After three decades of false hopes and failures, a pipeline of therapeutic drugs that target the actual root cause of Alzheimer's disease (AD) is now available. Challenging the old paradigm that focused on β-amyloid peptide (Aβ) aggregation in amyloid plaques, these compounds are designed to prevent the neurotoxicity of Aβ oligomers that form Ca permeable pores in the membranes of brain cells. By triggering an intracellular Ca overdose, Aβ oligomers induce a cascade of neurotoxic events including oxidative stress, tau hyperphosphorylation, and neuronal loss. Targeting any post-Ca entry steps (e.g., tau) will not address the root cause of the disease. Thus, preventing Aβ oligomers formation and/or blocking their toxicity is by essence the best approach to stop any progression of AD. Three categories of anti-oligomer compounds are already available: antibodies, synthetic peptides, and small drugs. Independent in silico-based designs of a peptide (AmyP53) and a monoclonal antibody (PMN310) converged to identify a histidine motif (H13/H14) that is critical for oligomer neutralization.
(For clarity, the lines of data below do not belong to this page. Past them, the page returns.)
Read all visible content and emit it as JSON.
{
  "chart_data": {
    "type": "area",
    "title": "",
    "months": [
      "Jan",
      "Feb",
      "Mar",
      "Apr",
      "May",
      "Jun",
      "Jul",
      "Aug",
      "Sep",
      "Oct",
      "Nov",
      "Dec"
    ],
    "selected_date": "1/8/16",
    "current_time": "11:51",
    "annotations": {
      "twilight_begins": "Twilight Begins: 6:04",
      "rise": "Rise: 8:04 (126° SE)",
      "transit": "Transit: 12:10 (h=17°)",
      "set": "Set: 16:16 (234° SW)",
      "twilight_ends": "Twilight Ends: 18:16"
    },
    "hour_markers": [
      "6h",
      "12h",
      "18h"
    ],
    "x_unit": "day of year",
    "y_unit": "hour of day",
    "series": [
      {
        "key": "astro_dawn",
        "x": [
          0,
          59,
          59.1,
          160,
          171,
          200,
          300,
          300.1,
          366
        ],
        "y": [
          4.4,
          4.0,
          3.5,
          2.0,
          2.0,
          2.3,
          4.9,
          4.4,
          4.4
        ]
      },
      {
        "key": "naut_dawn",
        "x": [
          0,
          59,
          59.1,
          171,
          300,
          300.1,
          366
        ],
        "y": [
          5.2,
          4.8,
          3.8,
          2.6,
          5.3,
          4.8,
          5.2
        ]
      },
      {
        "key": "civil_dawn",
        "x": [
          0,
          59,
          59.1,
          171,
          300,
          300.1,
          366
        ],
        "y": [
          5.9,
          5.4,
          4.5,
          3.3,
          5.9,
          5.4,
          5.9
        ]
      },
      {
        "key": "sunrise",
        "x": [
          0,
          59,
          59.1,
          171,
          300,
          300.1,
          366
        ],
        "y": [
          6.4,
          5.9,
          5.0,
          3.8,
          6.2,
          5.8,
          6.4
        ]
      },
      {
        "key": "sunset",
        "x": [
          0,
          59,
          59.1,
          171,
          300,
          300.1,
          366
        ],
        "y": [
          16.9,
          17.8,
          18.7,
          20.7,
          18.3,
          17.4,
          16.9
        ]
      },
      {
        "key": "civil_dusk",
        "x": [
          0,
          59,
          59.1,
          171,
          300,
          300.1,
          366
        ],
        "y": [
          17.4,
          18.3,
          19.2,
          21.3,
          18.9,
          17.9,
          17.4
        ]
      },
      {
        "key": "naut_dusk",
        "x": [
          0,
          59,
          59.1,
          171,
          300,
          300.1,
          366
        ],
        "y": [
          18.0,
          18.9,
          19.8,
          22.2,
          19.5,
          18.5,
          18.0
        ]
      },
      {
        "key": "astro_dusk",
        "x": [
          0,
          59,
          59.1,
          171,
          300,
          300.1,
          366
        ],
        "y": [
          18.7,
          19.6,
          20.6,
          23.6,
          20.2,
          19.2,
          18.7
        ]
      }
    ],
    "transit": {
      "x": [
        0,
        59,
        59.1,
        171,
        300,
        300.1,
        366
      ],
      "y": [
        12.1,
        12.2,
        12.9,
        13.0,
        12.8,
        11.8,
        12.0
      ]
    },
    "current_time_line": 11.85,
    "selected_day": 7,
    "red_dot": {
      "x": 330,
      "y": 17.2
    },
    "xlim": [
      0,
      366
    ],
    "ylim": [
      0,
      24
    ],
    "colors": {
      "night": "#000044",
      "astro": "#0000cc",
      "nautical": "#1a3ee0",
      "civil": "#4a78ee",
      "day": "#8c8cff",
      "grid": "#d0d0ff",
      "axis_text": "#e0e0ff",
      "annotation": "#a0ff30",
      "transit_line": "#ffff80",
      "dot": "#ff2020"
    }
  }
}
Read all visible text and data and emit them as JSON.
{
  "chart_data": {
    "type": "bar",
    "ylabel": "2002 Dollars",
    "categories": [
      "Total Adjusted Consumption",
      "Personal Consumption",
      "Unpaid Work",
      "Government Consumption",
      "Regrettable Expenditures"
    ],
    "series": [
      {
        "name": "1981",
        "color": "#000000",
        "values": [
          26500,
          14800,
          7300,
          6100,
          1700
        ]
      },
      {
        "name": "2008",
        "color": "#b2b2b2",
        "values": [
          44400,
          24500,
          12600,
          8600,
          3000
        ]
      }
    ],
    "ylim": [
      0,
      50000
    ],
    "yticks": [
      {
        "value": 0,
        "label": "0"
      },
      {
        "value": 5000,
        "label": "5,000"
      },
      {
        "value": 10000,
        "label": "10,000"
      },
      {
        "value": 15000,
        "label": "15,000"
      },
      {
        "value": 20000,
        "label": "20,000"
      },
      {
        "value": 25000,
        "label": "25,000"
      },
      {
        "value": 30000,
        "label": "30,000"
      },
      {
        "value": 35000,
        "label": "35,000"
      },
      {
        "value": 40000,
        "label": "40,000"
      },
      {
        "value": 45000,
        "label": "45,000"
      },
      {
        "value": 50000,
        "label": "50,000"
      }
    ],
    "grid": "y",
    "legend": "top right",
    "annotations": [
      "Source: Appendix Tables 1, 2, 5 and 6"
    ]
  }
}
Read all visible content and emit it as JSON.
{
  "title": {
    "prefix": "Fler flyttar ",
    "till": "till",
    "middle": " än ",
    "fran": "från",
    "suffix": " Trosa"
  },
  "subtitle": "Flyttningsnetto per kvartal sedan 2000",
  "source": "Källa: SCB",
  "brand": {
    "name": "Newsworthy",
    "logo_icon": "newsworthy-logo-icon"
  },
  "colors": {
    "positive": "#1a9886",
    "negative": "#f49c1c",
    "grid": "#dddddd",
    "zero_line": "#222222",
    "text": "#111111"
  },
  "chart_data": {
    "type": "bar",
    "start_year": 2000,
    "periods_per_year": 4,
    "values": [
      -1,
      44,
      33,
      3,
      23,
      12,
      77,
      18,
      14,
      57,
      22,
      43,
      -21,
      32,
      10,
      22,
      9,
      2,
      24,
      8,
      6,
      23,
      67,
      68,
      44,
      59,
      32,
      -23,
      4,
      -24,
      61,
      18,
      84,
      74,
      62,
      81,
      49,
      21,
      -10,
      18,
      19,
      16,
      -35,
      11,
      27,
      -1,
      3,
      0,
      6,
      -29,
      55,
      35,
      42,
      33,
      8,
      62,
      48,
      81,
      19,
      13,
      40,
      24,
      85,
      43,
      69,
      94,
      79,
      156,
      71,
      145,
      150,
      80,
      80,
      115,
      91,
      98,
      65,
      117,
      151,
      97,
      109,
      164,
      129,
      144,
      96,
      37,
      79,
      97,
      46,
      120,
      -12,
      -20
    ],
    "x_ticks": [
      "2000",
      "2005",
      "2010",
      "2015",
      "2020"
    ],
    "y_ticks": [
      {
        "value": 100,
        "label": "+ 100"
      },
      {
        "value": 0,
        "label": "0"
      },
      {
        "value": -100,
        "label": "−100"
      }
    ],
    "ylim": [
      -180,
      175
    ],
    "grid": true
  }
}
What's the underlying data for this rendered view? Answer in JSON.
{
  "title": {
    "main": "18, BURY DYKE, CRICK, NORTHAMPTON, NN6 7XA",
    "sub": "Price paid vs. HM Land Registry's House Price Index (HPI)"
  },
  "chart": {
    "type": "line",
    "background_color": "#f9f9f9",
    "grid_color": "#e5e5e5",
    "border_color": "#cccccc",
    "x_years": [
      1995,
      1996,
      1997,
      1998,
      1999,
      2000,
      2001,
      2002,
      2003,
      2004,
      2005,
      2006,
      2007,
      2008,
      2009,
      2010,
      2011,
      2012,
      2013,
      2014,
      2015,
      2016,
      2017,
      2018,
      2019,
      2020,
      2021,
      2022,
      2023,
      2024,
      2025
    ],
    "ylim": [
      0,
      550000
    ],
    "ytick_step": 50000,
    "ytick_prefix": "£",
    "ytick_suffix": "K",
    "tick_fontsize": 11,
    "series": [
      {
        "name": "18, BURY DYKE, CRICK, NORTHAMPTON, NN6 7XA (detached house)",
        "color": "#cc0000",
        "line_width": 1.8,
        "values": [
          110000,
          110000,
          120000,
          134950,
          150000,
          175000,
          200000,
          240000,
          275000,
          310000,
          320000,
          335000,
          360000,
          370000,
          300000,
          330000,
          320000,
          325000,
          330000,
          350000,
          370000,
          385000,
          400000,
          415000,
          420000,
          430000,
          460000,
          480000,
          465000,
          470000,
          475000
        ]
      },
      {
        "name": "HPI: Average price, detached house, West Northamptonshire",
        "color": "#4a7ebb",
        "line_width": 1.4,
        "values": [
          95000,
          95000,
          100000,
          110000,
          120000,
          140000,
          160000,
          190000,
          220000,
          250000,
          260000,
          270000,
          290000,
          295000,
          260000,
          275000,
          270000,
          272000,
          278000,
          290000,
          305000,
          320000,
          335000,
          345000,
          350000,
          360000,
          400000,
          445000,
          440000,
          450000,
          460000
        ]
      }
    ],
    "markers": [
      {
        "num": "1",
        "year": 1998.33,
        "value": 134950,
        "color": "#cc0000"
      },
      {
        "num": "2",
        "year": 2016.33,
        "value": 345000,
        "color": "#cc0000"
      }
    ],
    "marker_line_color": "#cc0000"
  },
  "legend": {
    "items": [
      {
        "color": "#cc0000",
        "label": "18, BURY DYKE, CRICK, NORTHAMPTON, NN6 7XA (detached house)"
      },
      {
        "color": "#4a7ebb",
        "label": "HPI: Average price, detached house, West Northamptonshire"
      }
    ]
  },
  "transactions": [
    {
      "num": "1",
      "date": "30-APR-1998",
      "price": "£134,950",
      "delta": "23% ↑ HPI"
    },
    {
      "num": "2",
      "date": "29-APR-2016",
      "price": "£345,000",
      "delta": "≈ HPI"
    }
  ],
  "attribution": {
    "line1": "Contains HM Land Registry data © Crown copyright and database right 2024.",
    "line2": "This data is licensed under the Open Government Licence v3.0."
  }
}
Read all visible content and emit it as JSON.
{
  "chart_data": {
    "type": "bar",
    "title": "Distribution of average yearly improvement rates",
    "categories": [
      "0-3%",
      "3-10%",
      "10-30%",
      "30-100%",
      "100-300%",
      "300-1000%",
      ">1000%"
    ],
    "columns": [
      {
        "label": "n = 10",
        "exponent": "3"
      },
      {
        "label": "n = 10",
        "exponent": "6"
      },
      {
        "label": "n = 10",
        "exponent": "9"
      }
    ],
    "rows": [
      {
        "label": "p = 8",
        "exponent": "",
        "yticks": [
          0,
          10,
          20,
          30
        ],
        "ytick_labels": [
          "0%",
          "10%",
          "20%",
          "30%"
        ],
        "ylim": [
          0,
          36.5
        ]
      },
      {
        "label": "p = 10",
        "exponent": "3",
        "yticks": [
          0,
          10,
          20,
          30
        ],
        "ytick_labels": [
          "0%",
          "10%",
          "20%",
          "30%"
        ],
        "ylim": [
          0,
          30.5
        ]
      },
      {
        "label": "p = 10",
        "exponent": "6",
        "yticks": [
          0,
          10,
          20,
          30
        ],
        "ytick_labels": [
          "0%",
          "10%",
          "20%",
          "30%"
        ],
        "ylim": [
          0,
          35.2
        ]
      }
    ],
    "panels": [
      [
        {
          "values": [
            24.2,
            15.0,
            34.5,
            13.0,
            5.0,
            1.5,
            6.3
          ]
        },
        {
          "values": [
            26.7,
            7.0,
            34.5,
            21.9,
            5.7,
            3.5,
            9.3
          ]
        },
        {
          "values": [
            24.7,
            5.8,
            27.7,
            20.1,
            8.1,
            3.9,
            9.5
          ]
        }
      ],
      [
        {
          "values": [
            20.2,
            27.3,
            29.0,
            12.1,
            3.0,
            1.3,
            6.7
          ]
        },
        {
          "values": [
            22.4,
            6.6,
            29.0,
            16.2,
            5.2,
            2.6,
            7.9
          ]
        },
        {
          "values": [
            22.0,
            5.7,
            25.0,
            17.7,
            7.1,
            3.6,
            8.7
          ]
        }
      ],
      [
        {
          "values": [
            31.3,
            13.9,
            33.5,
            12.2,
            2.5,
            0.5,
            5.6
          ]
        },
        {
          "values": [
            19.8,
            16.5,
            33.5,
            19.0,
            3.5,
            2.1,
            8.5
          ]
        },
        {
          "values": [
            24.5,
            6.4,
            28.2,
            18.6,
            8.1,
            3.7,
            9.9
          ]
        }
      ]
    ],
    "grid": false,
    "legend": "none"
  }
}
This "histidine trick" can be viewed as the Achilles' heel of Aβ in the fight against AD. Moreover, lipid rafts and especially gangliosides play a critical role in the formation and toxicity of Aβ oligomers. Recognizing AD as a membrane disorder and gangliosides as the key anti-oligomer targets will provide innovative opportunities to find an efficient cure. A "full efficient" solution would also need to be affordable to anyone, as the number of patients has been following an exponential increase, affecting every part of the globe.